Adaptation (fidèle) du roman éponyme de Chuck Palahniuk, pamphlet brûlant sur l’Amérique des années 90, Fight Club transpire l’esprit de Fincher : froid, corrosif, en décalage avec la bienséance, le film est un exercice stylistique pour le réalisateur. Pourtant, derrière cette violence notable à l’écran se cache bien plus de choses qu’on ne le soupçonne.
Ce n’est pas le genre de Fincher de faire du banal divertissement : en happant son spectateur par cette violence esthétique dont il n’est pas habitué, il reprend ce qui faisait la force réflexive de l’oeuvre de Palahniuk ; Fight Club nous questionne sur notre confort de vie, notre passivité face à un monde qui nous contrôle plus que nous-même, et nos yeux que l’on ferme sur certaines choses de la société. Fight Club est une sonnette d’alarme : comme le narrateur, Fincher nous somme de reprendre le contrôle de notre vie, de nous accomplir par nous-même ; il en va de la survie de notre espèce. Anti-conformiste, Fight Club ne se contente pas d’être un banal pamphlet humiliateur : il nous encadre dans sa réflexion pour nous ouvrir progressivement les yeux, nous laissant le choix final d’accomplir ou non sa boucle.Pour une réussite spirituelle, il faut une réussite technique : Fincher livre peut-être son meilleur travail de mise en scène perfectionniste. Toujours précis, jamais inutile, le réalisateur crée une émulsion créative qui sert Edward Norton et Brad Pitt, qui y trouve leurs meilleurs rôles, tout en oeuvrant par et pour son récit. Face à l’esprit corrosif de la contradiction, Fincher choisit le parti de l’intelligence ; il divertit pour faire réfléchir, émerveille pour mieux guider. Là est le propre du grand film ; Fincher maîtrise tout ce qui fera de Fight Club une immense oeuvre, lui offrant la spiritualité nécessaire pour s’élever. Car Fight Club n’est pas qu’un banal film de bagarre ; c’est la synthèse de ce que le cinéma a de plus beau et de plus grand à nous offrir, un film où l’émotion marie la réflexion pour le bonheur de celui qui acceptera de se jeter l’esprit ouvert dans la grandeur et la décadence du cinéma de Fincher.
Le contre
Fight Club, éternelle adolescence
Thomas G.
Il est de ces œuvres cinématographiques dont la simple évocation est prompte au déchaînement des plus virulentes passions. Fight Club est de celles-là, et qu’on en soit adorateur ou conspueur, difficile de rester indifférent à un film dont le fond et la forme sont frappés du sceau du nihilisme et de l’anticonformisme. Mais de ce tortueux pamphlet sur la société de consommation, que reste-t-il aujourd’hui ? Constat sur cette société à l’aune d’un nouveau millénaire, le film de David Fincher n’aurait-il pas, à son corps défendant, succombé à l’épreuve du temps ? Rien n’est plus sûr, si ce n’est l’identité de Tyler Durden.

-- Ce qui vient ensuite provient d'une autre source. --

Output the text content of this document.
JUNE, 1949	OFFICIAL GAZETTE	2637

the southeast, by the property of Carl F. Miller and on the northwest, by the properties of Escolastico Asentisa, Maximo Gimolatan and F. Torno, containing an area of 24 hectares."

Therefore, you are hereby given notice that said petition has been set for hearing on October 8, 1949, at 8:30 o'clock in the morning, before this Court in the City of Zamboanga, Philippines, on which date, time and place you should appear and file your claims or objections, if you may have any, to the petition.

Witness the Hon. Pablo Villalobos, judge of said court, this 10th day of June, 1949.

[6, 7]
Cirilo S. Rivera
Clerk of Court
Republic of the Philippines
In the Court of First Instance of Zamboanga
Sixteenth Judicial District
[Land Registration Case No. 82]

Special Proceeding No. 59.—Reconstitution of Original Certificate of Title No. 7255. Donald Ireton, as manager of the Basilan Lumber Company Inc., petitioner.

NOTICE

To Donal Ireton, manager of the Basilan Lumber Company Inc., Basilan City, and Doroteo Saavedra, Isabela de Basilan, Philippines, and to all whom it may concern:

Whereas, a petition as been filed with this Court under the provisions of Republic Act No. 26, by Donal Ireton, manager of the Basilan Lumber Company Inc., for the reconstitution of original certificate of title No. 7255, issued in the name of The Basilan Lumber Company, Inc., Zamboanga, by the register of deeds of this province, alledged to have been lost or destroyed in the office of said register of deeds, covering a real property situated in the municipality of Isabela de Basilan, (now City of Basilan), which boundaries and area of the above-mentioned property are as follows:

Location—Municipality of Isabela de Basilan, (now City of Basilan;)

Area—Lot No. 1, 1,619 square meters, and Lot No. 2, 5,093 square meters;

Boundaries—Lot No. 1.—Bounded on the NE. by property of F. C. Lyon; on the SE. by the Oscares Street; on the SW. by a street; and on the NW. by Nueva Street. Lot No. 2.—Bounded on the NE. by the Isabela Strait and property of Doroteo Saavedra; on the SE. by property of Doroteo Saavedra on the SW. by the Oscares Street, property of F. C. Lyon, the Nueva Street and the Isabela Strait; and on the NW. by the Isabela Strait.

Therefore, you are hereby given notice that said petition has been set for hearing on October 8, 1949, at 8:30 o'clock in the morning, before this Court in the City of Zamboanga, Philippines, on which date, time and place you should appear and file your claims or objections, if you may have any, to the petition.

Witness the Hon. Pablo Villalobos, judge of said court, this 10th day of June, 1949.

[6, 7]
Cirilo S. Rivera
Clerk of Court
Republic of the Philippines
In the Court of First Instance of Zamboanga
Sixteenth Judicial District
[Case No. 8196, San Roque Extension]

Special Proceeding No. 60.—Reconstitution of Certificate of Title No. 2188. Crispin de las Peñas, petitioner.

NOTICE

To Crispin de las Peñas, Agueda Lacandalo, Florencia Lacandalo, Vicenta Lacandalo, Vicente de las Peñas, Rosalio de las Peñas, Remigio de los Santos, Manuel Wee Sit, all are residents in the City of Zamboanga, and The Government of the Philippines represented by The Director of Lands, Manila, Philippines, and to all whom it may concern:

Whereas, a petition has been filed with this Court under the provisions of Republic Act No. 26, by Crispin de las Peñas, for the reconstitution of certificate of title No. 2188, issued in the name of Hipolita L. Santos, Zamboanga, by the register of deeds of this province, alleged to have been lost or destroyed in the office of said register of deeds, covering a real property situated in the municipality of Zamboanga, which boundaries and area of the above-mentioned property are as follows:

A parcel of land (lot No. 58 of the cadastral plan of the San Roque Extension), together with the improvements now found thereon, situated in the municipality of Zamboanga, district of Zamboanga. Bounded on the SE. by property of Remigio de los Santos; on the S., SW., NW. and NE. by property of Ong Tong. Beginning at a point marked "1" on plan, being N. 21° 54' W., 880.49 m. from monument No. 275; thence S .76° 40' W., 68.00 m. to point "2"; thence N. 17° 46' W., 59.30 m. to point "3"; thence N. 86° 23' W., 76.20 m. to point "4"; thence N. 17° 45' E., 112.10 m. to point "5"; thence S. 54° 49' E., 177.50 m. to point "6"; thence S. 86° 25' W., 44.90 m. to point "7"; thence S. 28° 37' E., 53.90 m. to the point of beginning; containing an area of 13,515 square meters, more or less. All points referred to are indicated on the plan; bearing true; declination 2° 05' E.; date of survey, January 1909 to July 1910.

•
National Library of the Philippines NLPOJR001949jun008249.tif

Au-delà d’une partielle analyse contextuelle, il convient d’admettre que Fight Club, techniquement parlant, est d’une maîtrise absolument indéniable. Sorti tout droit de l’esprit du perfectionniste maladif David Fincher, le film se dote d’une ambiance poisseuse, marquant la déchéance d’une société dont les membres les plus insignifiants sont abandonnés, errant, tels de vulgaires pestiférés. Du montage à la musique et jusqu’au jeu d’acteur, tout est savamment poli par un Fincher sûr de lui, en pleine possession de ses moyens de cinéaste.
Mais pour accéder au firmament du Septième Art, il est une étape à franchir : celle du Temps. Imperturbable, impitoyable, seul le Temps donne à certains films un parfum d’éternel, parfum que Fight Club ne pourra jamais humer.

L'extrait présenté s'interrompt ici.